Lyn handed over the coffee mug. ‘Come on, then, out with it.’
‘What?’
‘You’ve a face like a stopped clock.’
‘Oh, that …’
‘Yes, that. Is it the case?’
I nodded. ‘It’s just playing on my mind, that’s all.’
Lyn sipped her coffee. ‘Well, a problem shared and all that.’
‘I don’t want to burden you. You’ve enough on your plate.’
She tilted her head towards her shoulder, ‘Burden me, please …’
I figured that giving voice to some of my concerns might actually help. Lyn had a sharp mind, if there were any connections I’d missed she’d point them out to me. There was also the fact that she was a woman and a mother – with an altogether different perspective on things.
I filled Lyn in on the latest developments in the investigation: on Davie Grant’s status as a suspect; on Bert’s uptight reaction this morning and on Jan Milne’s insistence that Grantie and Steven Nichols were nothing short of bestos.
Lyn held her cup like she was drawing warmth from it. As she spoke, her words were a curious drawl I hadn’t observed before. ‘There’s something very odd about the way Bert treated his son … I mean, when they get to a certain age you have to let them make their own mistakes or they won’t grow into adults.’
‘Jan said the Nichols kept Stevie on a short leash.’
‘Well that sounds like a classic recipe for rebellion, if you ask me.’
I had to agree, even though I had nothing to back up the assumption. ‘That could be why he was with Jan?’
‘Yeah, she sounds the ultimate bad girl to get their backs up.’ Her coffee was finished, she lowered the mug onto the carpet. ‘Do you think Stevie was involved with drugs?’
‘It’s the logical conclusion … Bert Nichols has inferred Grantie’s up to his neck in drugs and Stevie worked for him.’
‘That doesn’t mean much.’
‘Well, Jan said Stevie and Grantie were full of plans.

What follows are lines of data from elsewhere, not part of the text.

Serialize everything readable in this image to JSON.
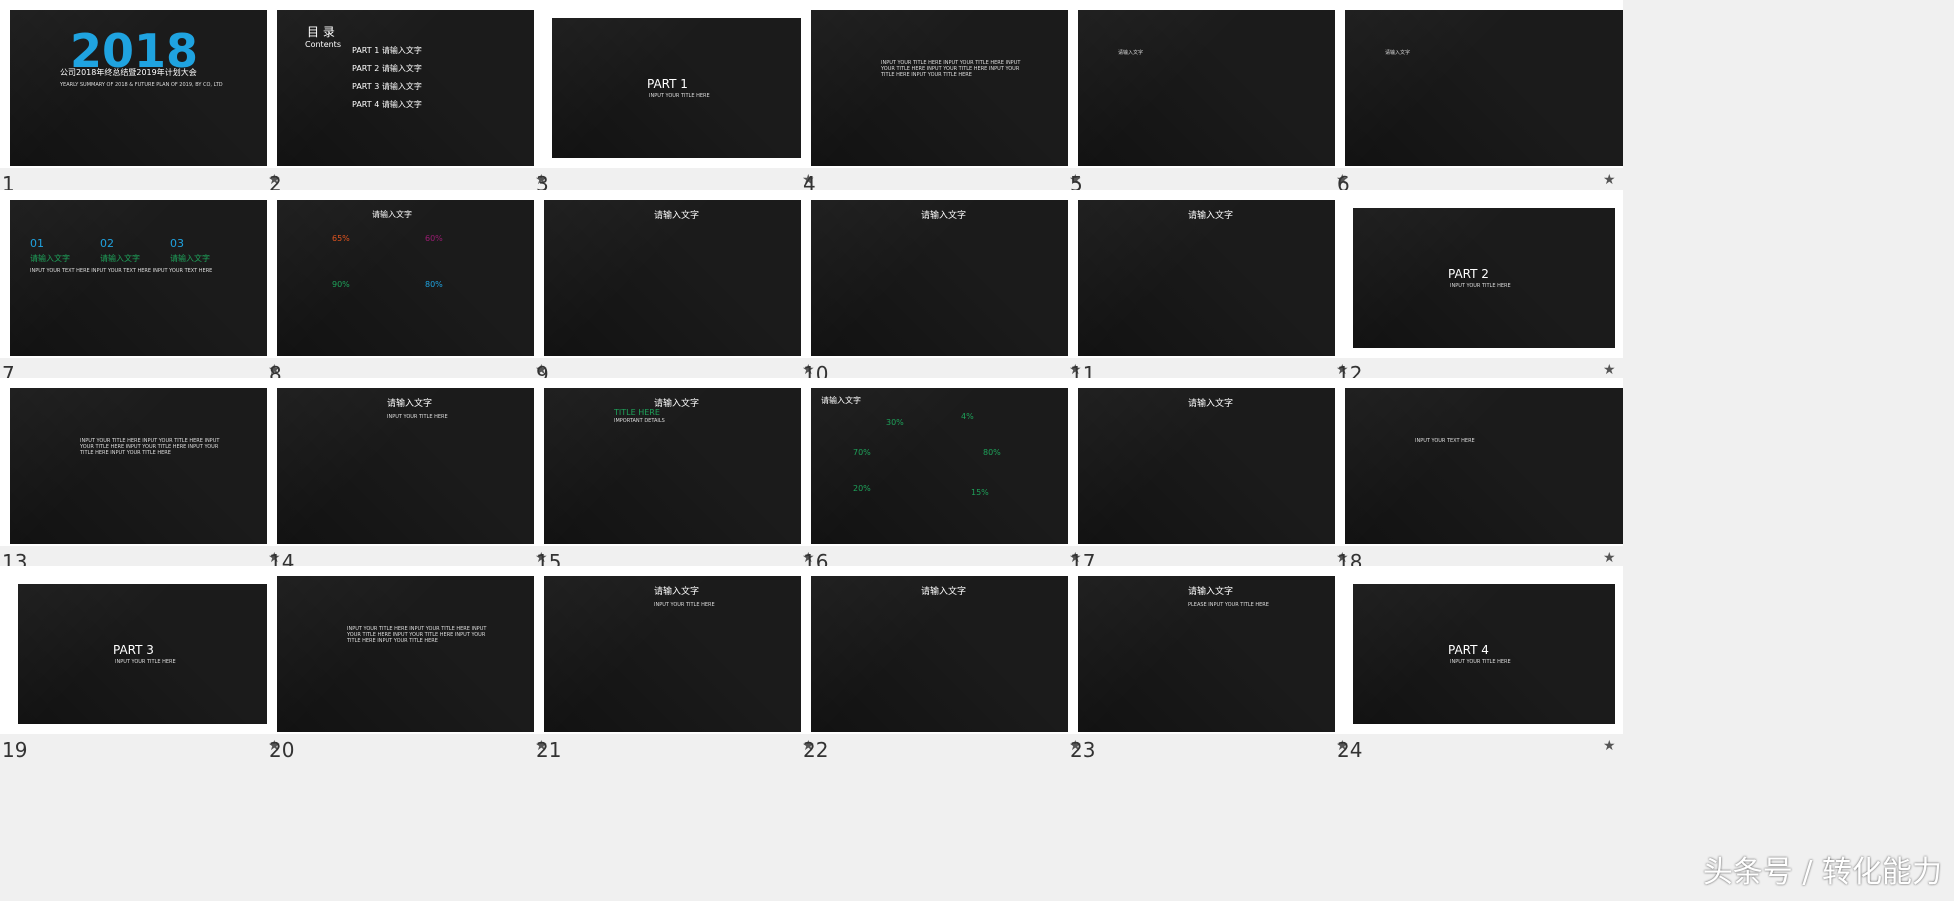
{
  "slides": [
    {
      "n": "1",
      "title": "公司2018年终总结暨2019年计划大会",
      "big": "2018",
      "sub": "YEARLY SUMMARY OF 2018 & FUTURE PLAN OF 2019, BY CO, LTD"
    },
    {
      "n": "2",
      "toc_title": "目 录",
      "toc_en": "Contents",
      "items": [
        "PART 1  请输入文字",
        "PART 2  请输入文字",
        "PART 3  请输入文字",
        "PART 4  请输入文字"
      ]
    },
    {
      "n": "3",
      "part": "PART 1",
      "sub": "INPUT YOUR TITLE HERE"
    },
    {
      "n": "4",
      "text": "INPUT YOUR TITLE HERE  INPUT YOUR TITLE HERE  INPUT YOUR TITLE HERE  INPUT YOUR TITLE HERE  INPUT YOUR TITLE HERE  INPUT YOUR TITLE HERE"
    },
    {
      "n": "5",
      "label": "请输入文字"
    },
    {
      "n": "6",
      "label": "请输入文字"
    },
    {
      "n": "7",
      "cols": [
        {
          "num": "01",
          "t": "请输入文字"
        },
        {
          "num": "02",
          "t": "请输入文字"
        },
        {
          "num": "03",
          "t": "请输入文字"
        }
      ],
      "body": "INPUT YOUR TEXT HERE INPUT YOUR TEXT HERE INPUT YOUR TEXT HERE"
    },
    {
      "n": "8",
      "title": "请输入文字",
      "p1": "65%",
      "p2": "60%",
      "p3": "90%",
      "p4": "80%"
    },
    {
      "n": "9",
      "title": "请输入文字"
    },
    {
      "n": "10",
      "title": "请输入文字"
    },
    {
      "n": "11",
      "title": "请输入文字"
    },
    {
      "n": "12",
      "part": "PART 2",
      "sub": "INPUT YOUR TITLE HERE"
    },
    {
      "n": "13",
      "text": "INPUT YOUR TITLE HERE  INPUT YOUR TITLE HERE  INPUT YOUR TITLE HERE  INPUT YOUR TITLE HERE  INPUT YOUR TITLE HERE  INPUT YOUR TITLE HERE"
    },
    {
      "n": "14",
      "title": "请输入文字",
      "sub": "INPUT YOUR TITLE HERE"
    },
    {
      "n": "15",
      "title": "请输入文字",
      "t2": "TITLE HERE",
      "t3": "IMPORTANT DETAILS"
    },
    {
      "n": "16",
      "title": "请输入文字",
      "p1": "30%",
      "p2": "4%",
      "p3": "70%",
      "p4": "80%",
      "p5": "20%",
      "p6": "15%"
    },
    {
      "n": "17",
      "title": "请输入文字"
    },
    {
      "n": "18",
      "text": "INPUT YOUR TEXT HERE"
    },
    {
      "n": "19",
      "part": "PART 3",
      "sub": "INPUT YOUR TITLE HERE"
    },
    {
      "n": "20",
      "text": "INPUT YOUR TITLE HERE  INPUT YOUR TITLE HERE  INPUT YOUR TITLE HERE  INPUT YOUR TITLE HERE  INPUT YOUR TITLE HERE  INPUT YOUR TITLE HERE"
    },
    {
      "n": "21",
      "title": "请输入文字",
      "sub": "INPUT YOUR TITLE HERE"
    },
    {
      "n": "22",
      "title": "请输入文字"
    },
    {
      "n": "23",
      "title": "请输入文字",
      "sub": "PLEASE INPUT YOUR TITLE HERE"
    },
    {
      "n": "24",
      "part": "PART 4",
      "sub": "INPUT YOUR TITLE HERE"
    }
  ],
  "watermark": "头条号 / 转化能力",
  "star_icon": "star-icon"
}
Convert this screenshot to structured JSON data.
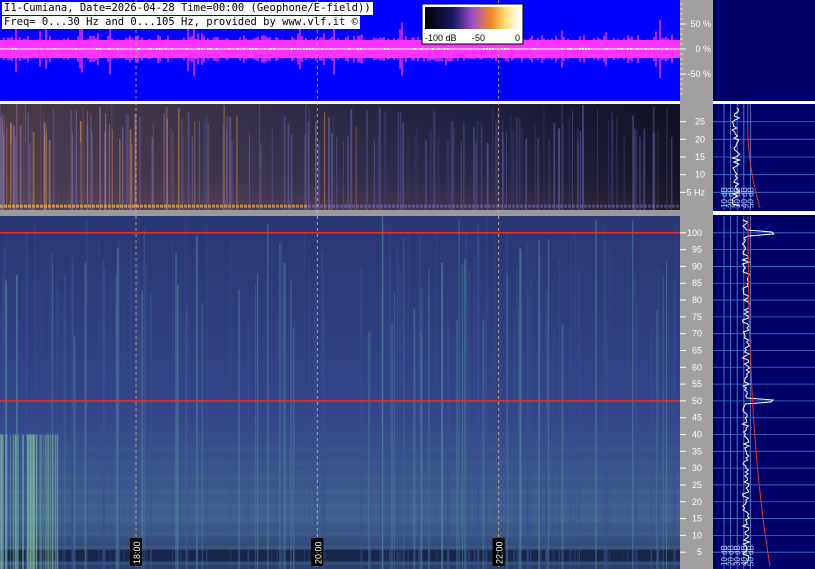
{
  "header": {
    "line1": "I1-Cumiana, Date=2026-04-28 Time=00:00 (Geophone/E-field))",
    "line2": "Freq= 0...30 Hz and 0...105 Hz, provided by www.vlf.it ©"
  },
  "colorbar": {
    "ticks": [
      "-100 dB",
      "-50",
      "0"
    ],
    "stops": [
      "#000000",
      "#1a1a66",
      "#a04ec8",
      "#f08a20",
      "#ffe07a",
      "#ffffff"
    ]
  },
  "colors": {
    "waveform_bg": "#0000ff",
    "waveform": "#ff33ff",
    "spectro_top_bg": "#1b1e3a",
    "spectro_main_bg": "#2e3a78",
    "side_bg": "#00006a",
    "axis_strip": "#a0a0a0",
    "marker_line": "#e03030",
    "grid_line": "#3a78c8"
  },
  "chart_data": [
    {
      "type": "line",
      "name": "amplitude-waveform",
      "ylabel_ticks": [
        "50 %",
        "0 %",
        "-50 %"
      ],
      "yrange_percent": [
        -100,
        100
      ],
      "mean_level_percent": 0
    },
    {
      "type": "heatmap",
      "name": "spectrogram-low",
      "yrange_hz": [
        0,
        30
      ],
      "yticks": [
        "25",
        "20",
        "15",
        "10",
        "5 Hz"
      ],
      "ytick_values": [
        25,
        20,
        15,
        10,
        5
      ]
    },
    {
      "type": "heatmap",
      "name": "spectrogram-high",
      "yrange_hz": [
        0,
        105
      ],
      "yticks": [
        "100",
        "95",
        "90",
        "85",
        "80",
        "75",
        "70",
        "65",
        "60",
        "55",
        "50",
        "45",
        "40",
        "35",
        "30",
        "25",
        "20",
        "15",
        "10",
        "5"
      ],
      "ytick_values": [
        100,
        95,
        90,
        85,
        80,
        75,
        70,
        65,
        60,
        55,
        50,
        45,
        40,
        35,
        30,
        25,
        20,
        15,
        10,
        5
      ],
      "time_labels": [
        "18:00",
        "20:00",
        "22:00"
      ],
      "time_hours": [
        18,
        20,
        22
      ],
      "time_range_hours": [
        16.5,
        24
      ],
      "tone_lines_hz": [
        100,
        50
      ]
    },
    {
      "type": "line",
      "name": "spectrum-profile-low",
      "x_ticks": [
        "10 dB",
        "20 dB",
        "30 dB",
        "40 dB",
        "50 dB"
      ],
      "x_values_db": [
        10,
        20,
        30,
        40,
        50
      ]
    },
    {
      "type": "line",
      "name": "spectrum-profile-high",
      "x_ticks": [
        "10 dB",
        "20 dB",
        "30 dB",
        "40 dB",
        "50 dB"
      ],
      "x_values_db": [
        10,
        20,
        30,
        40,
        50
      ],
      "peaks_hz": [
        100,
        50
      ]
    }
  ]
}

Sounded like Grantie had a fast-track mapped out for the boy.’
‘Maybe it wasn’t fast enough.’
I caught onto he
r reasoning immediately. ‘You mean, Stevie got overly-ambitious and bit off more than he could chew.’
Lyn shrugged. ‘Maybe he wanted a bigger share of the action.’
If Steven Nichols was the type to fall in with the wrong crowd – be it because he wanted to sever the apron strings or not – he was certainly going to be the type to get big ideas about himself. I’d known more than a few dealers who ended up in the ground because of their hubris.
‘Yeah, it’s an option … but then so is the exact opposite.’
‘You mean Stevie pulled back from Grantie’s offer. But what if it was an offer he couldn’t refuse?’
I tipped my head back onto the sofa and sighed out. ‘This is my problem, it’s all speculation.’
Lyn rose, collected up the coffee cups. ‘Fancy another?’
I nodded. ‘Why not.’
Through long years of brain melting detective work I’d learned when to turn the whole puzzle over to my subconscious. Batting things about in the front of the mind for too long rarely delivers answers; rarely delivers anything other than a headache, to be truthful. I sank deeper into the sofa and resolved to put the case out of my thoughts for a little while.
Lyn returned with two refills. ‘Well, any further forward?’
‘Not really,’ I said. ‘There’s only one certainty at this point in time …’
‘What’s that?’
‘Whatever Steven Nichols’ involvement in the drugs trade, his father wouldn’t have liked it.’
‘I’d say Bert would be near Pentecostal in that regard.’
I raised my mug again, ‘You’re right … and I’d say that’d cause quite a rift in the Order.’
Chapter 34
It doesn’t matter how much time you spend in big cities, after a short while you become inured to their excesses. In Belfast I turned a wry eye to the legions of shoddy street performers that flocked in the summer months, chasing the tourist shilling. Edinburgh was the same, at festival time you didn’t want to be navigating the Royal Mile at any hour. But you cut the cities some slack for the fact that they were able to absorb the changes; cities were big enough to be mutable, places like the Auld Toun were not.